The International Press Institute (IPI), a global network of editors, media executives and leading journalists for press freedom, today strongly criticized a decision by authorities in Russia to formally indict journalist Svetlana Prokopyeva on politically motivated charges of “publicly justifying terrorism”.
Prokopyeva, a broadcast journalist who works for the local branch of radio station Ekho Moskvy, has been indicted over remarks she made about a bomb attack on the offices of the Federal Security Service (FSB) in the city of Arkhangelsk in November 2018.
The charges stem from a commentary she made on her local radio show in her home city of Pskov one week after the attack, during which she analysed the underlying conditions that drive people in Russia to commit acts of terror. A transcript was later posted online.
Prokopyeva, who also worked as a contributor to the Russian-language service of Radio Free Europe/Radio Liberty (RFE/RL), was placed under criminal investigation, during which her apartment was searched and her electronic devices confiscated.
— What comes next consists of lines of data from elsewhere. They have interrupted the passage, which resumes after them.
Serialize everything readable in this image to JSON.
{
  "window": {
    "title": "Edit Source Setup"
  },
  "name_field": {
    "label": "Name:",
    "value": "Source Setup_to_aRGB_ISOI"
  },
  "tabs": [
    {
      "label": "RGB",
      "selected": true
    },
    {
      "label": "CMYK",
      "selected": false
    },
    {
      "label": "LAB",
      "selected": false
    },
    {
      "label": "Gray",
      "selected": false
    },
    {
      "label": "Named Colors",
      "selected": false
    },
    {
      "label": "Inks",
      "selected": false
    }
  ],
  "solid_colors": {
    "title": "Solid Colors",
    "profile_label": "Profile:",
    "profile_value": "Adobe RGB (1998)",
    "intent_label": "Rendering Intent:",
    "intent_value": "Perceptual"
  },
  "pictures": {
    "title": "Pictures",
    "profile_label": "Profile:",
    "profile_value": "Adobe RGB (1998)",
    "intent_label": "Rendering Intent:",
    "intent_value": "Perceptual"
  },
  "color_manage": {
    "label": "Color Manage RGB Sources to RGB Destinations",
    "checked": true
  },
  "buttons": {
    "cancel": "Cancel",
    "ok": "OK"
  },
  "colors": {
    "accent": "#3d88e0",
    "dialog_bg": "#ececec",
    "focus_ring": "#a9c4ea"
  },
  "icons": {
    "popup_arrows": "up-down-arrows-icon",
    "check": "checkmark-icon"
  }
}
In September 2019, investigators changed her legal status to “accused” but did not bring a formal indictment. She was forced to sign a non-disclosure agreement and could not leave the Pskov region.
On March 16, Prokopyeva was formally charged by prosecutors with “publicly justifying terrorism” in her journalistic work in a 99-page indictment.
She denies the allegations and has previously described her prosecution as a move to “murder freedom of speech” in Russia.
If found guilty, she could face up to five years behind bars, a spokesman from RFE/RL told IPI. The trial is likely to start in April.
“Seeking to critically analyse the motivations of someone who blew himself up in a terrorist attack must not be equated with justifying the attack”, IPI Head of Europe Advocacy Oliver Money-Kyrle said. “The charges against Prokopyeva must immediately be dropped.”
He added: “Russia’s authorities must stop using its broadly defined criminal code to criminalise thoughtful journalism.”
The censorship of critical journalistic voices and blocking of independent publications is a common tactic in Vladimir Putin’s Russia. Last year, IPI documented how terrorism-related offences in the Russian criminal code have been used to target other independent journalists.